I cannot overemphasize the power this teaching choice has had in my practice. Rather than group kids at the start of a session, when their ideas are still forming, I wait until they are deeper into their thinking, and then I curate groups that will have interesting conversations. Did these two have the same idea, but different strategies? They should talk. Did those two have different ideas and come up with totally different answers? They should talk. It takes some work, creating a class culture where students learn to listen to each other, where they focus on understanding each other versus “being right,” and where we have fostered the idea that it is a totally acceptable (and coveted) mathematical behavior to let yourself be convinced by mathematically persuasive arguments. Having said that, the work it takes to create that environment is one of the greatest investments I have made, as a teacher, in my classroom.
As I watch their conversation unfold here in the video, I’m reminded of how aware I felt that Enmy may be changing her mind because it was expected, rather than because she was legitimately changing her mind about whether the problem needs her to include Sam. She originally built the problem by laying down 3 “hundreds” flat place value blocks, as 3 children, and giving them 8 unit cubes (“hot dogs”) each. When Esbin explains that he included Sam, Enmy counters with it wouldn’t work to put down another flat. She knows that the problem works for three kids, so it doesn’t occur to her to dismantle her work and restart distributing the unit cubes among four. Since it works among three, she assumes that adding another flat means that the fourth flat (“child”) will have zero cubes. I encourage her to test it out, show us what would happen. When she sees that it does work, she immediately switches to saying that’s the right way.

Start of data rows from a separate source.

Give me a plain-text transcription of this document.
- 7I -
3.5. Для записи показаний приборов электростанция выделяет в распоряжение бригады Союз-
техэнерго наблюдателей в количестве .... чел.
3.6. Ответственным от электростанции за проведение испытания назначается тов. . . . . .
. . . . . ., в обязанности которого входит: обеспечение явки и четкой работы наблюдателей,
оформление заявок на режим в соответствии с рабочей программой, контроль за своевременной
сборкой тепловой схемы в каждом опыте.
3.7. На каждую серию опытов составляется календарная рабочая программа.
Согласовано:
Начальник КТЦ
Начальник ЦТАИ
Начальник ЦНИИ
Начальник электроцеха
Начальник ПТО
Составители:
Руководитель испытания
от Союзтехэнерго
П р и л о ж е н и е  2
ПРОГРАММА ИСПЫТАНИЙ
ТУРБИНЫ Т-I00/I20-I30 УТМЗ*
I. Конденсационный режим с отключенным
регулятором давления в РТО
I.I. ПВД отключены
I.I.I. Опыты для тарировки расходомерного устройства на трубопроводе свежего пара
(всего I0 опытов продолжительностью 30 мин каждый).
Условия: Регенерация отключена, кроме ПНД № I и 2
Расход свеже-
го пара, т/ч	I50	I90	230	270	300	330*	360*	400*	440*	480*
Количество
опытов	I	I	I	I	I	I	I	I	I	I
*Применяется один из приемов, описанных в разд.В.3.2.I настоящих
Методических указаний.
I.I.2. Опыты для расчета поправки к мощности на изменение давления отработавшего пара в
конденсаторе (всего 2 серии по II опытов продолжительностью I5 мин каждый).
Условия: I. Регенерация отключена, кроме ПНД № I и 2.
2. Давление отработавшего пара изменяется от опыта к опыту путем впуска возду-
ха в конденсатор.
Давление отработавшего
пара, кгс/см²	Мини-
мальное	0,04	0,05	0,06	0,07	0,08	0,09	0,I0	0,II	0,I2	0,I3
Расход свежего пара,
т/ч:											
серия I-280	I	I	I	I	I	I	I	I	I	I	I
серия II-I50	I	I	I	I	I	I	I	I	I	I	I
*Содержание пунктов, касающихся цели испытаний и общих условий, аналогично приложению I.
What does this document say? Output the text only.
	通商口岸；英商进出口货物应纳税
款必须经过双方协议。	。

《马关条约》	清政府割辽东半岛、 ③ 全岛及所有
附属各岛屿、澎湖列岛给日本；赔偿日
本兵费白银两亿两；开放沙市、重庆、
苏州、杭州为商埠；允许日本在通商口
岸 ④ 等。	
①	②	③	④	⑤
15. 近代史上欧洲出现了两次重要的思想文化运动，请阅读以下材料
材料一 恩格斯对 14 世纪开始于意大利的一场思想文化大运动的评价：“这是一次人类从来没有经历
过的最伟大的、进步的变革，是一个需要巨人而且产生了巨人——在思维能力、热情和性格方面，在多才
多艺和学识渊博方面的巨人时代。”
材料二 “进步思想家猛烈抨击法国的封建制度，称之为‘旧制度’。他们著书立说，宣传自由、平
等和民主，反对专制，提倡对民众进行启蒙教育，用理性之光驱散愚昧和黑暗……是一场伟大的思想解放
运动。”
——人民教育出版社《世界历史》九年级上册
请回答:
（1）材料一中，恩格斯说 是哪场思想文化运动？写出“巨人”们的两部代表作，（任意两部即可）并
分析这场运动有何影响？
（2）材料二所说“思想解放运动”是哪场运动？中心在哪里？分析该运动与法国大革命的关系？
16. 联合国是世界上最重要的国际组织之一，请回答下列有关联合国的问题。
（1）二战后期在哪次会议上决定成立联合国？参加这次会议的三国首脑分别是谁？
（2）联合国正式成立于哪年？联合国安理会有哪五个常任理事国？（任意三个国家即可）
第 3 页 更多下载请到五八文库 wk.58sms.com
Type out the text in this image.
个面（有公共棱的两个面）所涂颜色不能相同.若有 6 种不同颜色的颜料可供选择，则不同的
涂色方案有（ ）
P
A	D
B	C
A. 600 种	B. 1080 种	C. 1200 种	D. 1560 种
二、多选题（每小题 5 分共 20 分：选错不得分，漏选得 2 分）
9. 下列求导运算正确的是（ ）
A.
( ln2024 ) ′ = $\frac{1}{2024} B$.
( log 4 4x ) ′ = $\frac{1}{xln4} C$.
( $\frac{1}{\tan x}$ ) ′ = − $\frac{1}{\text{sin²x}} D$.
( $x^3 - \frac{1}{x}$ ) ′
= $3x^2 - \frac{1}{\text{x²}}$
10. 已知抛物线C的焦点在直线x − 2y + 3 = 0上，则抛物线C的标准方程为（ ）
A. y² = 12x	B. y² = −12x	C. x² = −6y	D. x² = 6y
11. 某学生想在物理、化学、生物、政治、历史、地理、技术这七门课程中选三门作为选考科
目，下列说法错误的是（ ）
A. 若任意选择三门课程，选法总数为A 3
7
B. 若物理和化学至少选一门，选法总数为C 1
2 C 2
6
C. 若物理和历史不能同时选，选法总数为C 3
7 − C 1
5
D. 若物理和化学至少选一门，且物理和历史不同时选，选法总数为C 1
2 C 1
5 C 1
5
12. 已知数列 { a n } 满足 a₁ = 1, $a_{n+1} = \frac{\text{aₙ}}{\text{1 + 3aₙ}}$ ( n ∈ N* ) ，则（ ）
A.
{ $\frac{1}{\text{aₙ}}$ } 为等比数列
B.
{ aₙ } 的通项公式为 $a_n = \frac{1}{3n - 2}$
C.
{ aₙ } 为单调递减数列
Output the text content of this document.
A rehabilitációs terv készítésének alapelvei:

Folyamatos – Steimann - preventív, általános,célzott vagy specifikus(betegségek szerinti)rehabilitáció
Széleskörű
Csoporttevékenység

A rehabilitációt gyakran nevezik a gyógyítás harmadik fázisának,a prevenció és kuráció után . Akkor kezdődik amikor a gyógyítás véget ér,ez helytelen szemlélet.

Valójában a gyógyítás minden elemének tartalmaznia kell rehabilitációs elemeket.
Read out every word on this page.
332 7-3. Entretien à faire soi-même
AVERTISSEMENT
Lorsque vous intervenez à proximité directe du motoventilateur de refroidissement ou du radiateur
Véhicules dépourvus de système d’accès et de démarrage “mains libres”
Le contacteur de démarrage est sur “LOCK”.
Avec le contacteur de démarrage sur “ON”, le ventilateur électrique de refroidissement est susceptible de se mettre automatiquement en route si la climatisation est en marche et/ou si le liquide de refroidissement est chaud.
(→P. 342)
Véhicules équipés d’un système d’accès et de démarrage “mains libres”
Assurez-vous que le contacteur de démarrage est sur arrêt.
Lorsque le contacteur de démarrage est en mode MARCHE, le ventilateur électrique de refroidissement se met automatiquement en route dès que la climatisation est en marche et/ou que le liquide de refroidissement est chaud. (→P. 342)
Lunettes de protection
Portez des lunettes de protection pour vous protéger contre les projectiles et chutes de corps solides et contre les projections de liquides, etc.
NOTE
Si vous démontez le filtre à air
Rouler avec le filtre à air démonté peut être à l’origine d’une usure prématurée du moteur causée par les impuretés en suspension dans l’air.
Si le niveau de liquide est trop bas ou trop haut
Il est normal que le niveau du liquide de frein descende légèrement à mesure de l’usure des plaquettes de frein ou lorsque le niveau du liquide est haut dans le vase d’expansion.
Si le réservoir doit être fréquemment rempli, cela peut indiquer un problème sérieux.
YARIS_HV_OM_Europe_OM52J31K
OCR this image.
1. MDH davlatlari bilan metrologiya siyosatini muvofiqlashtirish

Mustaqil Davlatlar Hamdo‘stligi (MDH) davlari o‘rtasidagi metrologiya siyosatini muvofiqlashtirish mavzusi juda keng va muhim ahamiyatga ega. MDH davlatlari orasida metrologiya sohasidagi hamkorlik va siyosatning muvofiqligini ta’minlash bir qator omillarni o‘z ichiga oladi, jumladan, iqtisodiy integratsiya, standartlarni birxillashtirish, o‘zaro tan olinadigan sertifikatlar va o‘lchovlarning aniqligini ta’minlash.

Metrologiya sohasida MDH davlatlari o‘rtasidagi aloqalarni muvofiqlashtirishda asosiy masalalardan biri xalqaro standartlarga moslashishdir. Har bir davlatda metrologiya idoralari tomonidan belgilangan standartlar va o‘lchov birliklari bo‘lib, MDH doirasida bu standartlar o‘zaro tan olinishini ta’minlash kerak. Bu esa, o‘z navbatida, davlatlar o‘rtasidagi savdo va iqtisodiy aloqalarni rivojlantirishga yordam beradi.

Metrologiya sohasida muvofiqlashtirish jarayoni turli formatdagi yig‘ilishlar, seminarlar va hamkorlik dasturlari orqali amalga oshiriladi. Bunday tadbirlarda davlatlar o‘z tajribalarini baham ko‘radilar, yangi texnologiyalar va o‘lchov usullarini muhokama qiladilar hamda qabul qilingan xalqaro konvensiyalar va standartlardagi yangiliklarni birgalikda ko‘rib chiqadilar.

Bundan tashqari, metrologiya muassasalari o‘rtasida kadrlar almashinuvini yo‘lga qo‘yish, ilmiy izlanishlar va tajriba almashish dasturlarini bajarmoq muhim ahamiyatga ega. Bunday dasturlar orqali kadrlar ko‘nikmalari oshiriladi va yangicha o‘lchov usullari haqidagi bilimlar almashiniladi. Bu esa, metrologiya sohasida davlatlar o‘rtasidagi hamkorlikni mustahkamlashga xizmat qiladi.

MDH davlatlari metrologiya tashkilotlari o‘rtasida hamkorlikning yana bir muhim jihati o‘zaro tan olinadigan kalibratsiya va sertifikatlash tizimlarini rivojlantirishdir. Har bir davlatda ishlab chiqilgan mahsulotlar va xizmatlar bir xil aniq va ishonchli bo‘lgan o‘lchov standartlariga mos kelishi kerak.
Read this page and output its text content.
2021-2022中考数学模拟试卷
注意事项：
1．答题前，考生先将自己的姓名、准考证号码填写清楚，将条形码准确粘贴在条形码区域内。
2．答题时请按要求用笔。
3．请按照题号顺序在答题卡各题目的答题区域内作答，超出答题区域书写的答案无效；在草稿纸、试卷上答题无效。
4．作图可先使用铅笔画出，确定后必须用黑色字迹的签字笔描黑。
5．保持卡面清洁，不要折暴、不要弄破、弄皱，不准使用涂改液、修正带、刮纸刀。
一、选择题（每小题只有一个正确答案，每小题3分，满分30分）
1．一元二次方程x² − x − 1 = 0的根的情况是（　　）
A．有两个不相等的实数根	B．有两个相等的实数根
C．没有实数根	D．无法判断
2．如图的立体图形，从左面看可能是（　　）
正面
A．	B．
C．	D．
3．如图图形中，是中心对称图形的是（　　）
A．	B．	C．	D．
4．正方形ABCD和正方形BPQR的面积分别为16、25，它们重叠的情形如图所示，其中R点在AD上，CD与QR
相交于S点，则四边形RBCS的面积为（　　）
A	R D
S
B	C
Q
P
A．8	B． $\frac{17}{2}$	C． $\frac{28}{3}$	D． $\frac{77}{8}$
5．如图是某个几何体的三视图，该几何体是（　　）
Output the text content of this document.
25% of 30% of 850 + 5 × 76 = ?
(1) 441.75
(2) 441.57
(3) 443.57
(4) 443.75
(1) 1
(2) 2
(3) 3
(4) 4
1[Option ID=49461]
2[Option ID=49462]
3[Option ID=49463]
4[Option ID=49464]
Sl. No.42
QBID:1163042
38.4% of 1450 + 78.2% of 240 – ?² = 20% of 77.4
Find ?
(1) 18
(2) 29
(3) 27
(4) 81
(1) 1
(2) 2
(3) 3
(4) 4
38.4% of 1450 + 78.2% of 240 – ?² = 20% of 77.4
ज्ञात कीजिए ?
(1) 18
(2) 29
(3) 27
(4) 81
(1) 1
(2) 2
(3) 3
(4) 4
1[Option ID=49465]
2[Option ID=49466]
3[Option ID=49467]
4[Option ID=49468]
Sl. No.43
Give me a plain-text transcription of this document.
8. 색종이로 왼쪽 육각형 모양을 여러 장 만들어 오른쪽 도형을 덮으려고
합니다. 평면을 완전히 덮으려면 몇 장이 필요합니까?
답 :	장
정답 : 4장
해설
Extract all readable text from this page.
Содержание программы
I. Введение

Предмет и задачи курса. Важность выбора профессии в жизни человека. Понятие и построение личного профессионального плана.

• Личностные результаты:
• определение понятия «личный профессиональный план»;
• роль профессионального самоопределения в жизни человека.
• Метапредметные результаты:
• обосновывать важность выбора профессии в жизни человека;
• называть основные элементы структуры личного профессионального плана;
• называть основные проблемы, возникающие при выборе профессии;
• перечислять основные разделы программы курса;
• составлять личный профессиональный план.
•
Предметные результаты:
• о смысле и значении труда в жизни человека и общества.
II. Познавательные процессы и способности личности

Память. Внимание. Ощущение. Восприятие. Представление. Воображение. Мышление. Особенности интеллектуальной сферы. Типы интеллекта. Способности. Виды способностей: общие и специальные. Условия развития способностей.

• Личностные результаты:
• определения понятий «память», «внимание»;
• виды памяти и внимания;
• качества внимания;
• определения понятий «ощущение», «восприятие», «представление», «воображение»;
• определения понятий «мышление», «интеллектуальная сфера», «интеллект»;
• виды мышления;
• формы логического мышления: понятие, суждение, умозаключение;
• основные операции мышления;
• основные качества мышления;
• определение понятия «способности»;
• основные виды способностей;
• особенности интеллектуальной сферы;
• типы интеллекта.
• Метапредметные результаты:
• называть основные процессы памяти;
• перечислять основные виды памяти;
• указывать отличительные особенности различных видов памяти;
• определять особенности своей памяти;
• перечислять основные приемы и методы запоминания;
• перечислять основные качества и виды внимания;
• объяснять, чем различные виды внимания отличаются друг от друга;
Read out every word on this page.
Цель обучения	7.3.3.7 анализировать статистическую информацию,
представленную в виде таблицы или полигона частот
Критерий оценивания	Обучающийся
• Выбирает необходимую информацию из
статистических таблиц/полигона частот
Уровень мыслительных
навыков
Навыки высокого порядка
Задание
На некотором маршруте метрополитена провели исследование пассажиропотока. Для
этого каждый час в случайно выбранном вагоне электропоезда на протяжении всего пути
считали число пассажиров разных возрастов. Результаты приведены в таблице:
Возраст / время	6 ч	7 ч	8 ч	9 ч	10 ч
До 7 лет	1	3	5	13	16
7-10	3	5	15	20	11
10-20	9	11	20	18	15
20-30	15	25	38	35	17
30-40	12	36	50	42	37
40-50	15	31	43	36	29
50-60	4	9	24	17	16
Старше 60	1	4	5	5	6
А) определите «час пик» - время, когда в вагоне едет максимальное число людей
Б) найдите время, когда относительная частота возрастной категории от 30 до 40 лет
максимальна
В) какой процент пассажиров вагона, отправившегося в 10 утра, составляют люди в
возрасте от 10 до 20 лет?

But, again, I was asking myself, does she really think that’s the right way to do it now? Or does she just think, “oh it works, that must be what they want me to do”? I question her about the wording in the problem, and right when they both seem satisfied with 24 among 4, I can’t help myself, I ask one more question: How would the problem change if it were supposed to be 24 among 3? What words would be used? Enmy nails it with “Sam’s dad buys 24 hot dogs for Sam’s three friends” and, funny enough, when I ask Esbin the same question, he also gets there but sounds less confident, to my ear, than Enmy does.